When we speak of collaboration we often talk about the benefits of serendipity or emerging leadership, but within the confines of the current public institution, complete with Ministerial accountability, perhaps we speak about it too much. My underlying worry is that proponents of collaboration do themselves a disservice by failing to engage in a debate around how to be directive within a collaborative effort, to demonstrate how exactly collaboration is different from the status quo, and what are the inherent benefits of this new approach. The conversation around collaboration to date is far too Utopian for my liking; it conjures 1960s imagery of peace and love. Collaboration, it would seem, is a real righteous groove, and those who oppose it are just squares in need of a good melvin.

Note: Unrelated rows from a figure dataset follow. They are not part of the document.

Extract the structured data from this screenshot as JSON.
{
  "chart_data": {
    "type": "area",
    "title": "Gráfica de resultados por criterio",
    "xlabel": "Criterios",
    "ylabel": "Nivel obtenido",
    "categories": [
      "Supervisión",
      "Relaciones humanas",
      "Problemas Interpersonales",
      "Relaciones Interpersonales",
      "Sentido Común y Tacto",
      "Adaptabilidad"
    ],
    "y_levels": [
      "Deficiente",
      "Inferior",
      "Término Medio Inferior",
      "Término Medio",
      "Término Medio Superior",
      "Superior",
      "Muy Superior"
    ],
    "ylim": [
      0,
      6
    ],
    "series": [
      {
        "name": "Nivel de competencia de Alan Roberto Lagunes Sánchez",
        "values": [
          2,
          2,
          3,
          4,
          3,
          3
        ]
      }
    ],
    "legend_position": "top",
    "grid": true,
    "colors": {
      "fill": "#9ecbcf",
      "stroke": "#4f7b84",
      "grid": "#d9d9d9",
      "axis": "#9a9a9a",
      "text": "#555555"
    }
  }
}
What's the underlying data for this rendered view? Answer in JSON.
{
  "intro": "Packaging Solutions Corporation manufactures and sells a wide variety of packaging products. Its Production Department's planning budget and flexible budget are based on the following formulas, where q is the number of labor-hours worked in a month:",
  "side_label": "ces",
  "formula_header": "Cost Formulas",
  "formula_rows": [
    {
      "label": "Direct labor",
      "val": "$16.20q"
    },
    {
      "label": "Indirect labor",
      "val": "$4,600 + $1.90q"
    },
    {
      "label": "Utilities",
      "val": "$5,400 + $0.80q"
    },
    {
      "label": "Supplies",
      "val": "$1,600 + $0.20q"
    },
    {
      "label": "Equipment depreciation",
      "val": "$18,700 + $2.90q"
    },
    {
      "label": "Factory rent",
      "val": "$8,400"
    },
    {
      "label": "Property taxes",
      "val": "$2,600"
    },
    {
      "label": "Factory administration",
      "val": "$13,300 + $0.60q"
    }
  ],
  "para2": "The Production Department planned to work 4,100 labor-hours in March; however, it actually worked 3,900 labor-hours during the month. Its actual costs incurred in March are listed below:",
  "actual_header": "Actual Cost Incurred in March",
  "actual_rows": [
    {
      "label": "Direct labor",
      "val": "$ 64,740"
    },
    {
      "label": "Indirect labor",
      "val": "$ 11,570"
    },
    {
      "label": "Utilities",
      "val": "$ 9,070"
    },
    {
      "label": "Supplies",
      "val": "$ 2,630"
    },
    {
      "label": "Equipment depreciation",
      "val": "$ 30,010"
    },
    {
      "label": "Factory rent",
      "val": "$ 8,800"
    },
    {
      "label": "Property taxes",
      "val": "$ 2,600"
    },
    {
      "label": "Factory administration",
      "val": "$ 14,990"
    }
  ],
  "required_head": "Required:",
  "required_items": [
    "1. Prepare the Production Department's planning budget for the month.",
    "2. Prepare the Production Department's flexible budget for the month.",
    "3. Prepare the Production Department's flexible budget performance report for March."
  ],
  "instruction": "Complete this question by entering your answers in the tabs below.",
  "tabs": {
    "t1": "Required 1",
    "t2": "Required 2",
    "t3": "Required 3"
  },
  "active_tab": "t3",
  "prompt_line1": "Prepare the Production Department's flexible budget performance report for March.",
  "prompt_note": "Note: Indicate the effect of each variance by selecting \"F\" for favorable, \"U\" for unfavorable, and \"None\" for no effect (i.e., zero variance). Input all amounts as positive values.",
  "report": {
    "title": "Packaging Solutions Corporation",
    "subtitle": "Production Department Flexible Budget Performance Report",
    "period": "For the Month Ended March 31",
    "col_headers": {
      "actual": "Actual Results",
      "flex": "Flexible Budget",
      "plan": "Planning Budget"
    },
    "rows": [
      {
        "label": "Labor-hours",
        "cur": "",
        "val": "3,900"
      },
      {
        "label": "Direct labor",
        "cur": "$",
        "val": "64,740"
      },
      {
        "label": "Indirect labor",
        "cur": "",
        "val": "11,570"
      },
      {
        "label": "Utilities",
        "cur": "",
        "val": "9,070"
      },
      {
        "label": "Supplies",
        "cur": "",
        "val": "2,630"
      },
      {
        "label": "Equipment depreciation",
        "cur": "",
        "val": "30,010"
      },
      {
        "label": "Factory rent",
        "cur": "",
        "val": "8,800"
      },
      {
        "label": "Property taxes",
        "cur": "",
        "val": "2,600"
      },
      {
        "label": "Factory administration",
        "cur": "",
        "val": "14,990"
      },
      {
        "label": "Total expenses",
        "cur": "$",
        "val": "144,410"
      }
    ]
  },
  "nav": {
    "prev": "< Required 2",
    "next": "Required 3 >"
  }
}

This attitude makes me uneasy. I think it is problematic, and the reason I think we are stuck there is that we don’t know how to be directive within collaboration. We seem to think that collaboration is an open arrangement that, through a mystical and undefined process, reaches an outcome. What we are missing is discourse on how we move from open process to outcome. We need to unpack the elusive magic between the two. In order to do this, I want to first lay out a conceptual frameworks and then move to an example to illustrate my thinking.

The “Why”, “How”, and “What” of collaboration

“Leaders hold a position of power or authority. But those who lead inspire us. Whether they’re individuals or organizations, we follow those who lead, not because we have to, but because we want to. We follow those who lead, not for them, but for ourselves. And it’s those who start with “why” that have the ability to inspire those around them or find others who inspire them.” – Simon Sinek, “How great leaders inspire action” TEDx Puget Sound (full video embedded below)

My view is that being directive within a collaboration largely means inspiring action:

One of the problems is that we tend to inverse Sinek’s golden circle (as explained by Sinek in the TEDx talk above), focusing too much on what it is that we do. How many of us would describe our work starting with why we have chosen to undertake it?